One way to deal with missing data is **mean imputation**: If we know that the values for a measurement fall in a certain range, we can fill in empty values with the average of that measurement.

Let's see if we can do that here.

In [None]:
iris_data.loc[iris_data['class'] == 'Iris-setosa', 'petal_width_cm'].hist()

Most of the petal widths for `Iris-setosa` fall within the 0.2-0.3 range, so let's fill in these entries with the average measured petal width.

In [None]:
# Run this cell
# Mean Imputation
average_petal_width = iris_data.loc[iris_data['class'] == 'Iris-setosa', 'petal_width_cm'].mean()

iris_data.loc[(iris_data['class'] == 'Iris-setosa') &
              (iris_data['petal_width_cm'].isnull()),
              'petal_width_cm'] = average_petal_width

iris_data.loc[(iris_data['class'] == 'Iris-setosa') &
              (iris_data['petal_width_cm'] == average_petal_width)]

In [None]:
# Run this cell
# Verifying data
iris_data.loc[(iris_data['sepal_length_cm'].isnull()) |
              (iris_data['sepal_width_cm'].isnull()) |
              (iris_data['petal_length_cm'].isnull()) |
              (iris_data['petal_width_cm'].isnull())]

### Saving Data

Now, let's take a look at the scatterplot matrix now that we've tidied the data.

Great!

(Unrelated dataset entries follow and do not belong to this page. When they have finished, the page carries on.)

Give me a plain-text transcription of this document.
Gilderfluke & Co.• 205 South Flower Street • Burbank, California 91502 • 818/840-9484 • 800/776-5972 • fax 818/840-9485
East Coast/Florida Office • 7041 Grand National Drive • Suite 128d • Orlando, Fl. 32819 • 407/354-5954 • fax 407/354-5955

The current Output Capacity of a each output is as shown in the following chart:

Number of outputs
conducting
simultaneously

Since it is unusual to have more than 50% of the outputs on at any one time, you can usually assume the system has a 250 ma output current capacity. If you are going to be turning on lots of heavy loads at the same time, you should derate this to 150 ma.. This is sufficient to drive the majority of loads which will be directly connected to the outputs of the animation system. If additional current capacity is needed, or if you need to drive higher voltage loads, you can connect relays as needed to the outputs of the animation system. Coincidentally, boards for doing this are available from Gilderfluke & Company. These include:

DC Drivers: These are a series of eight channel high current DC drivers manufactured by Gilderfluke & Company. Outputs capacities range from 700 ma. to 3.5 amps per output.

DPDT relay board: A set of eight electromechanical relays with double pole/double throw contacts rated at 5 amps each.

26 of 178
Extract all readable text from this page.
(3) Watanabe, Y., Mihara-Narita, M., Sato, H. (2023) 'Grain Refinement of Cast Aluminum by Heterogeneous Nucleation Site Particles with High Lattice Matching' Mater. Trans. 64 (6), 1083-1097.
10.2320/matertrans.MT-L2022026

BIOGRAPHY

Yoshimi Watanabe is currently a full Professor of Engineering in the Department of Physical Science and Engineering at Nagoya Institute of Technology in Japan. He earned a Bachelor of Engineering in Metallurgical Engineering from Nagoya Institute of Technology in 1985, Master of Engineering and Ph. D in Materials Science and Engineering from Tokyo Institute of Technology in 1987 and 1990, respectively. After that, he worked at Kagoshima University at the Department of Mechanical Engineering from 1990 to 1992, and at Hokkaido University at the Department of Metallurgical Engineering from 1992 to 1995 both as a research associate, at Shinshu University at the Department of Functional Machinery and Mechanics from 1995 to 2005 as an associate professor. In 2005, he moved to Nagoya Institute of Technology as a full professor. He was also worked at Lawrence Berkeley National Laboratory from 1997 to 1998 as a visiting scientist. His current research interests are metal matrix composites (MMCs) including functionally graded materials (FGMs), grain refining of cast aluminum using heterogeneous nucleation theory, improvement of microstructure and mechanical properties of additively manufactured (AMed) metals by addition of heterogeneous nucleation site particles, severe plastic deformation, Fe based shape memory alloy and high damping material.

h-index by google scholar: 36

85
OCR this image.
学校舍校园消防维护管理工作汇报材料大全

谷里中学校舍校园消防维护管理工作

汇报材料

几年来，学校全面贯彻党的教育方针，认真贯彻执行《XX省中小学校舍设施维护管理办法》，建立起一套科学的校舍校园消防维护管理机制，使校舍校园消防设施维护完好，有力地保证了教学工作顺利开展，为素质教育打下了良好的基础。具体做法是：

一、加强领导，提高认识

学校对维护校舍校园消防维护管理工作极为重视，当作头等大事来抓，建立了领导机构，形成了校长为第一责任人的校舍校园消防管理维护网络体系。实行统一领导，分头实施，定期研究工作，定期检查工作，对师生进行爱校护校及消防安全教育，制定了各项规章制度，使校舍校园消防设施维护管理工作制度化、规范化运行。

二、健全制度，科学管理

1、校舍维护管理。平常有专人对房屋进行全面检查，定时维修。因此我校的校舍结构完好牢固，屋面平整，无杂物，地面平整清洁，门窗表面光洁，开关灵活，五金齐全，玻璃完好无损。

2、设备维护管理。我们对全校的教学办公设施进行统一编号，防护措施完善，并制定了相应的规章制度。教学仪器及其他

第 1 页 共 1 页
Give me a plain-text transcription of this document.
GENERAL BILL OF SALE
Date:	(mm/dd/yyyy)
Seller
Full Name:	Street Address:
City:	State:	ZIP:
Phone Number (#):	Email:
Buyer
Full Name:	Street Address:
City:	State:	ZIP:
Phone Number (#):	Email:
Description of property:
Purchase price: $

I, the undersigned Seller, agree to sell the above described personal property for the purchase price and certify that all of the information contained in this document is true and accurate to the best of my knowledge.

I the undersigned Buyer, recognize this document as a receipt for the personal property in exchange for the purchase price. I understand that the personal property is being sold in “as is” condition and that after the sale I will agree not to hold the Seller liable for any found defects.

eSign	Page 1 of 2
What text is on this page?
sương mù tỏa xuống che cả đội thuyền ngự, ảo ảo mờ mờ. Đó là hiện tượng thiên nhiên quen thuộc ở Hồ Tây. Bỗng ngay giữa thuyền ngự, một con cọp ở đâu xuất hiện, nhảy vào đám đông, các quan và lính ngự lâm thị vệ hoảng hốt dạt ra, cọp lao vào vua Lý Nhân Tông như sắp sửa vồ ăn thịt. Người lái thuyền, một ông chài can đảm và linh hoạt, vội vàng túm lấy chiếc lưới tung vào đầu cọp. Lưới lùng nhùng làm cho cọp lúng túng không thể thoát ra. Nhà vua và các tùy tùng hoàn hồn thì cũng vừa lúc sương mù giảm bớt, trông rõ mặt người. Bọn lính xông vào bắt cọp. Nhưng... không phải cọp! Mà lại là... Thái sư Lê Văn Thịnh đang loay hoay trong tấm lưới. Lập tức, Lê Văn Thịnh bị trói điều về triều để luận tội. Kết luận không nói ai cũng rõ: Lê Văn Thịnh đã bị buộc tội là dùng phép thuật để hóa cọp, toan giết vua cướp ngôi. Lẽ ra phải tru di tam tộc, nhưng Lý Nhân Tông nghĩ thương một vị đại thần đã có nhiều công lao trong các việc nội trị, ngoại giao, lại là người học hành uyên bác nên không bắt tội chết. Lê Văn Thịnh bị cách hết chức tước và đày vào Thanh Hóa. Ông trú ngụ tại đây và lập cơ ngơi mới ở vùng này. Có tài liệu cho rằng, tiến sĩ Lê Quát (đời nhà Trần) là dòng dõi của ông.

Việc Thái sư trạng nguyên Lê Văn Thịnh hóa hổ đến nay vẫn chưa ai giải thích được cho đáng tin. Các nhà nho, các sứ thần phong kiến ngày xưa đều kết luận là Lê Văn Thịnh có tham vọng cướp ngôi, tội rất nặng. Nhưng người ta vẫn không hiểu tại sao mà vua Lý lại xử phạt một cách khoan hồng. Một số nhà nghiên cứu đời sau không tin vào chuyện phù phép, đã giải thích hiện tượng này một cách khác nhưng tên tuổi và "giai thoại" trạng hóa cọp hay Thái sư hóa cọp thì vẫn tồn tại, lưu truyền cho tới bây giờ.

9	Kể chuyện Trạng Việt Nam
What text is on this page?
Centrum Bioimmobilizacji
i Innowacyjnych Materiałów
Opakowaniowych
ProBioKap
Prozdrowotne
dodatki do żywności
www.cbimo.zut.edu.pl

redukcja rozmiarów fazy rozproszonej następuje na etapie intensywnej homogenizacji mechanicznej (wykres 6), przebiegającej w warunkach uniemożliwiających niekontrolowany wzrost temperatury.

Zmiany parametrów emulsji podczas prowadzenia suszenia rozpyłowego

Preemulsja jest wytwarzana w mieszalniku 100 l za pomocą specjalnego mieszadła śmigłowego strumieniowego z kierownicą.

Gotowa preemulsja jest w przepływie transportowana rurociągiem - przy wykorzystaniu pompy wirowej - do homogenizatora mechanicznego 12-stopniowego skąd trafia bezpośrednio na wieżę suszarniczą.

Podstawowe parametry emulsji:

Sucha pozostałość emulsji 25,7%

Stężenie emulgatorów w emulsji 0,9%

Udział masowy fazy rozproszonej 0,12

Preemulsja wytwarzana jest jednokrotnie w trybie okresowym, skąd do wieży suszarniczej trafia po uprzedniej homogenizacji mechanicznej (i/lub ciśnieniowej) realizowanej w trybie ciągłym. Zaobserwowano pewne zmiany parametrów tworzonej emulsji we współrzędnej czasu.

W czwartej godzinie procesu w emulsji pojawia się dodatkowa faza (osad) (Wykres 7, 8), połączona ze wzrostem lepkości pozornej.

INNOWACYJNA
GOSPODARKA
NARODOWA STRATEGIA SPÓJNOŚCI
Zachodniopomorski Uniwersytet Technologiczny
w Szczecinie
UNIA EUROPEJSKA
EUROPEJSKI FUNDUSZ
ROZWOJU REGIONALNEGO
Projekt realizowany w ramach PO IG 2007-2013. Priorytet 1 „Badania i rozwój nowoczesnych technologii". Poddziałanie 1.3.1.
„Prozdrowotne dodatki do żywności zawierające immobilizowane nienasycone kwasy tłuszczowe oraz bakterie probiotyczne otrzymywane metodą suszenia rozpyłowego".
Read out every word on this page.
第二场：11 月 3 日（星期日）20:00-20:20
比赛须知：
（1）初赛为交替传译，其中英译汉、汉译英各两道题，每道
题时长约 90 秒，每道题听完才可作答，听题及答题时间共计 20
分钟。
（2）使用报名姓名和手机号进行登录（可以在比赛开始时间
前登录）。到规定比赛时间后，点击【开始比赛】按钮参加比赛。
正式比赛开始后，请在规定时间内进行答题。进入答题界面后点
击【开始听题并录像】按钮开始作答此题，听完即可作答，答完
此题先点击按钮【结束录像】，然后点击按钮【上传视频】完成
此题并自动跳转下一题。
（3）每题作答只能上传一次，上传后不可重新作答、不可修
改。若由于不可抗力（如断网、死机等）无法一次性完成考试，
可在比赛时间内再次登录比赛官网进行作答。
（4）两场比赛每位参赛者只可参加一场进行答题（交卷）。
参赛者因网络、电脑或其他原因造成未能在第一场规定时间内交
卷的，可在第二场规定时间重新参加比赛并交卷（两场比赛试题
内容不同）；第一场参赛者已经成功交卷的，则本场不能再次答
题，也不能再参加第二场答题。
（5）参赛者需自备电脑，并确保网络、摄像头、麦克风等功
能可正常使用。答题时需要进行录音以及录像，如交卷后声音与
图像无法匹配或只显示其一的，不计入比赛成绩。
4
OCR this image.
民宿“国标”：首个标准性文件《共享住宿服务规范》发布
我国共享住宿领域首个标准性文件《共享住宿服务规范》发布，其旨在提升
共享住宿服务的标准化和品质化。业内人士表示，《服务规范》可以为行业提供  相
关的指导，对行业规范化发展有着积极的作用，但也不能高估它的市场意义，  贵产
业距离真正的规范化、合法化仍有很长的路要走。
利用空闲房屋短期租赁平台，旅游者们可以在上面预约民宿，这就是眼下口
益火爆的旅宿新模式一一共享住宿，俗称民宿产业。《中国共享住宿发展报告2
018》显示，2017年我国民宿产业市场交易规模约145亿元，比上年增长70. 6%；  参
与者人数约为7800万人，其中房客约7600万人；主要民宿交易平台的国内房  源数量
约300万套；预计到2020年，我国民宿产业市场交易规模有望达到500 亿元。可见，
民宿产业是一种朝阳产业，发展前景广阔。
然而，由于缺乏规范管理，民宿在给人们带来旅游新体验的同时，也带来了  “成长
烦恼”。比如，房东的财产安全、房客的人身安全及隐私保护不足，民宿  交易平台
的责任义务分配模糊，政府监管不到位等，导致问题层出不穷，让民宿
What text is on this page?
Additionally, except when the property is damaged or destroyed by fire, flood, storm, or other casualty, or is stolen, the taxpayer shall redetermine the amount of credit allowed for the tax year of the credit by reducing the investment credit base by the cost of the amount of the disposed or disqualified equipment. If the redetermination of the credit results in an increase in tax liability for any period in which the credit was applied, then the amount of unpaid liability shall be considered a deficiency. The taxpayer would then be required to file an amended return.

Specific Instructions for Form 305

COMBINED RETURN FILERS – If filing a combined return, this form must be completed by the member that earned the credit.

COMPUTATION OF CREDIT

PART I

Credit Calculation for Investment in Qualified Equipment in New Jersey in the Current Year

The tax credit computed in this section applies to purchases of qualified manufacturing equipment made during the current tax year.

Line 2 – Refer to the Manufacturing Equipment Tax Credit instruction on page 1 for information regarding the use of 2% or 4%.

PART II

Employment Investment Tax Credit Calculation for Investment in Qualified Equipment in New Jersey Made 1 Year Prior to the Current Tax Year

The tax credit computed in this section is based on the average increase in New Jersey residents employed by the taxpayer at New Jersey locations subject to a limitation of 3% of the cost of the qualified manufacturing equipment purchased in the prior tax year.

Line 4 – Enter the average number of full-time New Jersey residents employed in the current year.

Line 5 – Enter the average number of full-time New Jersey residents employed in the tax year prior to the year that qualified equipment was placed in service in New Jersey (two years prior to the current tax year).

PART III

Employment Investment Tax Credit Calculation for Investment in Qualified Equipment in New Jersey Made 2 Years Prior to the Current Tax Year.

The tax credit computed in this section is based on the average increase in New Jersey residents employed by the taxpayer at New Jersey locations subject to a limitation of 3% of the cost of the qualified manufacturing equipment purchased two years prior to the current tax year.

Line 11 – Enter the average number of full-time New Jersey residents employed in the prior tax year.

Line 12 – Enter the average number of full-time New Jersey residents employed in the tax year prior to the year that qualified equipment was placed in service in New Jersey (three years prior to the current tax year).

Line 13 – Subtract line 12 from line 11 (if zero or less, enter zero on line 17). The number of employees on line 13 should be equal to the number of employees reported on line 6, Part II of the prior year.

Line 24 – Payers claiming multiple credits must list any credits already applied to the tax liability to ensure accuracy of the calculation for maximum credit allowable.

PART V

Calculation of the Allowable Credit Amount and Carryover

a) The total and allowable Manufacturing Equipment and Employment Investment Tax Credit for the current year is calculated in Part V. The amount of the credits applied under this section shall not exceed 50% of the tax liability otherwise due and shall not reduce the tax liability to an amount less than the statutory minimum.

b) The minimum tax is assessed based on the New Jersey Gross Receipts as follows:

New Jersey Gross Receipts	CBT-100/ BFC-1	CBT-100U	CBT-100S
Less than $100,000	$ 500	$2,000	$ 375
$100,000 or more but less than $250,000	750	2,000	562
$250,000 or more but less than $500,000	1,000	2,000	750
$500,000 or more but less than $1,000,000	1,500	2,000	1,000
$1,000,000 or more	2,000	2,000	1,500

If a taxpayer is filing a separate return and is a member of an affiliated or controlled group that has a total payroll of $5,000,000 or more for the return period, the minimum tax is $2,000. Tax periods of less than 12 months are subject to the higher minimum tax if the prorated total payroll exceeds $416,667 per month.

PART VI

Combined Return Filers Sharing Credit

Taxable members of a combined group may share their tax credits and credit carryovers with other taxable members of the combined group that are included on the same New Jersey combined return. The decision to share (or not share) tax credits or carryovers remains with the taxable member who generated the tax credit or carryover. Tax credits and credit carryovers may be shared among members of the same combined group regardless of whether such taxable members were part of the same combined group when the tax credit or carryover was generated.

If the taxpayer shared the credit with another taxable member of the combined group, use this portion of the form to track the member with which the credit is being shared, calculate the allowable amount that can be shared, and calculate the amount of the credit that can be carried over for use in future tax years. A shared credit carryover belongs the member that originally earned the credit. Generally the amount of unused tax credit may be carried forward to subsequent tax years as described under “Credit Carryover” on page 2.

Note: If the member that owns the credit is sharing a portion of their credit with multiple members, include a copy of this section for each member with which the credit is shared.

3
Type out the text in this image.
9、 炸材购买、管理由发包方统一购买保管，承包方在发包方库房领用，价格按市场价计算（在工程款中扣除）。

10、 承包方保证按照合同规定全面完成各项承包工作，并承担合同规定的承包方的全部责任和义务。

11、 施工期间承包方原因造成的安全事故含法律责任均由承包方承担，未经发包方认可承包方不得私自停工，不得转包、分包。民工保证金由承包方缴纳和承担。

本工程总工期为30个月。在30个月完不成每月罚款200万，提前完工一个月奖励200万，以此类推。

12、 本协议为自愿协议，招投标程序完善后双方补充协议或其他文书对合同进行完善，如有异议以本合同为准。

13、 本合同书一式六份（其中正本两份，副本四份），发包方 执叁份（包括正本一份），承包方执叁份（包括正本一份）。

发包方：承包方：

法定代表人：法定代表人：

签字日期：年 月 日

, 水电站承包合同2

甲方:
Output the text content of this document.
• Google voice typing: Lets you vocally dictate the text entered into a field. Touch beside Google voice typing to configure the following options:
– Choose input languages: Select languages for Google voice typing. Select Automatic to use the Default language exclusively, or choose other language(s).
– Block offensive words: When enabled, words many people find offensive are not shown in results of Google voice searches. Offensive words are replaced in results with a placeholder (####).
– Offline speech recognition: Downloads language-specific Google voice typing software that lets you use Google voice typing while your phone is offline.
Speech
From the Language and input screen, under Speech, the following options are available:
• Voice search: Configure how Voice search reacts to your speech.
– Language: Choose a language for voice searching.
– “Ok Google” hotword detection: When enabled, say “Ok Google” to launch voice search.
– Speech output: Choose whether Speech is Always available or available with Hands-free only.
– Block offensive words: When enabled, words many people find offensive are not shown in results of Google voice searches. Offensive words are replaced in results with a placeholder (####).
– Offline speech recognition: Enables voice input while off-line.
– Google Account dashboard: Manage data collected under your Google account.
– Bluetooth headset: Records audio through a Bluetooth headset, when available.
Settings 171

Now we've recovered those rows and no longer have missing data in our data set.

**Note:** If you don't feel comfortable imputing your data, you can drop all rows with missing data with the `dropna()` call:

    iris_data.dropna(inplace=True)

After all this hard work, we don't want to repeat this process every time we work with the data set. Let's save the tidied data file *as a separate file* and work directly with that data file from now on. Use `df.to_csv()` to save the file as `iris-data-clean.csv` and make sure to set `index` argument to *false*.

In [None]:
# Questions 7
iris_data.to_csv('...', index=...)

iris_data_clean = pd.read_csv('iris-data-clean.csv')

Now, let's take a look at the scatterplot matrix now that we've tidied the data. Use the answer you used for question 3.

In [None]:
# Use the function sns.pairplot with the same two type of arguments,
# updating the dataset to for iris_data_clean the  as Question 3
sns.pairplot(..., ...)

Through the numerous errors in this data set, we experience some of the many possible scenarios you may face while tidying your data.

The general takeaways here should be:

* Make sure your data is encoded properly

* Make sure your data falls within the expected range, and use domain knowledge whenever possible to define that expected range

* Deal with missing data in one way or another: replace it if you can or drop it

* Never tidy your data manually because that is not easily reproducible

* Use code as a record of how you tidied your data

* Plot everything you can about the data at this stage of the analysis so you can *visually* confirm everything looks correct

<a id='step3.1'></a>
### Extra Credit: Testing our data

We use unit tests to verify our expectations from code, we can similarly set up unit tests to verify our expectations about a data set.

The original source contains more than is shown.